I’ve been around and about. I’ve lived on three continents; I’ve worked in and visited over 40 countries. I am British, and frankly I considered myself an internationally superior queuer. That is, until I moved to Hong Kong.
It’s a rite of passage for British children to become expert queuers. There are unwritten rules about what to do when someone strays a little too far from the line or when there’s a collective need to snake round to avoid obstructing others. Over time, the rules have evolved to adapt to modern living. Cash machines have their own special etiquette: keep far enough away that you can’t read the pin but close enough to make it clear you’re next.
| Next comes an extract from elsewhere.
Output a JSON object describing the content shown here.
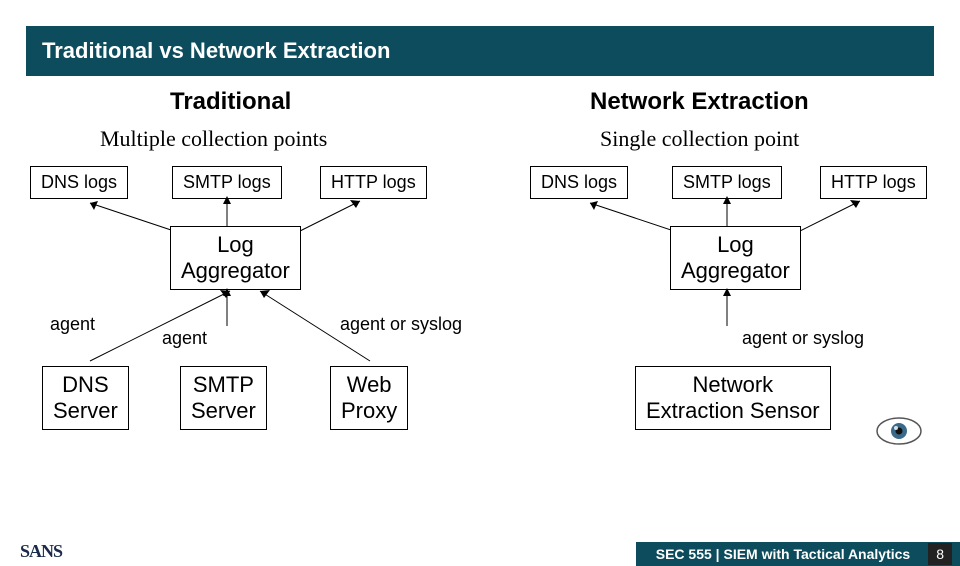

The Brits feel nothing but disdain for people who fail to see the importance of good manners whilst queuing. But in Hong Kong the queuing etiquette is born of something else. It’s born of a fear of disorder. Whilst the Brits fear a denigration of manners, Hong Kong locals fear chaos. A chaos that would engulf and unravel this small highly populated territory.
As a result, the queuing here takes on different characteristics from home. There’s no talking, absolutely no eye contact. This is queuing with a mission and a clear focus.
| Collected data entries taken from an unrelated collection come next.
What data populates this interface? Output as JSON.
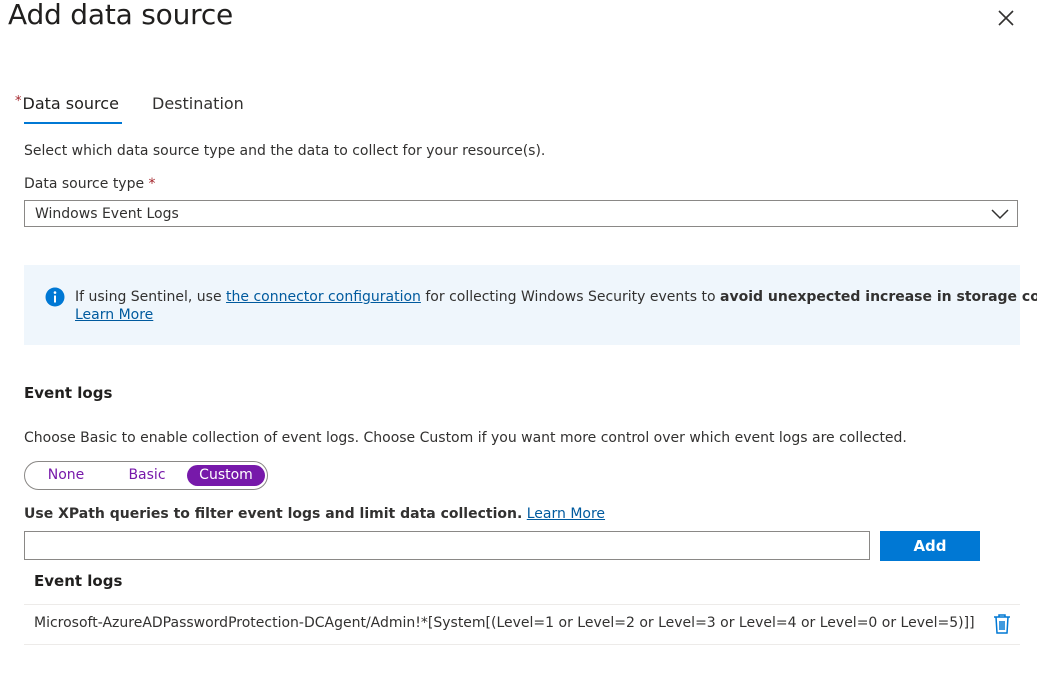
{
  "panel": {
    "title": "Add data source"
  },
  "tabs": [
    {
      "label": "Data source",
      "required_mark": "*",
      "active": true
    },
    {
      "label": "Destination",
      "active": false
    }
  ],
  "data_source": {
    "intro": "Select which data source type and the data to collect for your resource(s).",
    "type_label": "Data source type",
    "required_mark": "*",
    "type_value": "Windows Event Logs"
  },
  "info": {
    "text_before_link": "If using Sentinel, use ",
    "link_text": "the connector configuration",
    "text_after_link": " for collecting Windows Security events to ",
    "bold_text": "avoid unexpected increase in storage cost.",
    "learn_more": "Learn More"
  },
  "event_logs": {
    "heading": "Event logs",
    "description": "Choose Basic to enable collection of event logs. Choose Custom if you want more control over which event logs are collected.",
    "options": [
      "None",
      "Basic",
      "Custom"
    ],
    "selected": "Custom",
    "xpath_label": "Use XPath queries to filter event logs and limit data collection.",
    "xpath_learn_more": "Learn More",
    "xpath_value": "",
    "add_button": "Add",
    "table_header": "Event logs",
    "rows": [
      "Microsoft-AzureADPasswordProtection-DCAgent/Admin!*[System[(Level=1 or Level=2 or Level=3 or Level=4 or Level=0 or Level=5)]]"
    ]
  },
  "colors": {
    "accent": "#0078d4",
    "toggle": "#7719aa",
    "info_bg": "#eff6fc",
    "required": "#a4262c"
  },
  "icons": {
    "close": "close-icon",
    "chevron": "chevron-down-icon",
    "info": "info-icon",
    "delete": "trash-icon"
  }
}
Taxis queue for petrol, you have to queue for a slot to give birth, people queue for years for social housing, cars queue to escape the island by tunnel. There are queues for just about everything. And if you want to jump the queue, well that is the reserve of the uber-wealthy.
Some things even have multiple queues. Get in the wrong queue for a lift and you could find yourself stranded in the wrong half of a building with no choice but to descend to ground and re-queue.
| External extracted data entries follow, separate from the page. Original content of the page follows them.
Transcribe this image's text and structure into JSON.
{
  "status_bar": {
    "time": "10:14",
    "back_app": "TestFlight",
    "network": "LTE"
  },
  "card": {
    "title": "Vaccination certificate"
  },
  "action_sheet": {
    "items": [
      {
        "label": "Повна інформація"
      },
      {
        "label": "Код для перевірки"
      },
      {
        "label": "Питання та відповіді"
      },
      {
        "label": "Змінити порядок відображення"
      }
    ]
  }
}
There is a compulsion factor to the queues here that I have never experienced at home. In particular I refer to a mysterious queue halfway up the outdoor escalator in Central. Every time I pass it, people are queuing to do something with their Octopus card. Then they just walk on. I’ve no idea why they queue but I feel compelled to join. I want to be part of the mission.
Not only are the queues superlative in their formation but there’s an arrogance about how well they do it that, as a Brit, I can relate to and frankly admire. The opinion of Chinese mainlanders’ ability (or inability) to queue is so scornful it has the potential to escalate to the level of an international diplomatic incident.
This is where the locals have developed their own unwritten and steadfast rules. You must follow the designated exit out of the car park. Often car parks are like passport control in the early hours of a weekday morning; nobody in the queue and yet you’re still made to walk a mile back and forth along a demarcated pathway. Hong Kong’s car parks follow the same principle. You’re forced to drive round and round for an age when you could just nip across some empty spaces and be free. Yet nobody, bar a few expats, will dare to stray from the long queue with no one in it.
On the rare occasion I see a local breaking the car park queue rules, I celebrate. I admire their queue rebelliousness. I accept that I am no longer an internationally superior queuer. We Brits are no longer internationally superior at anything.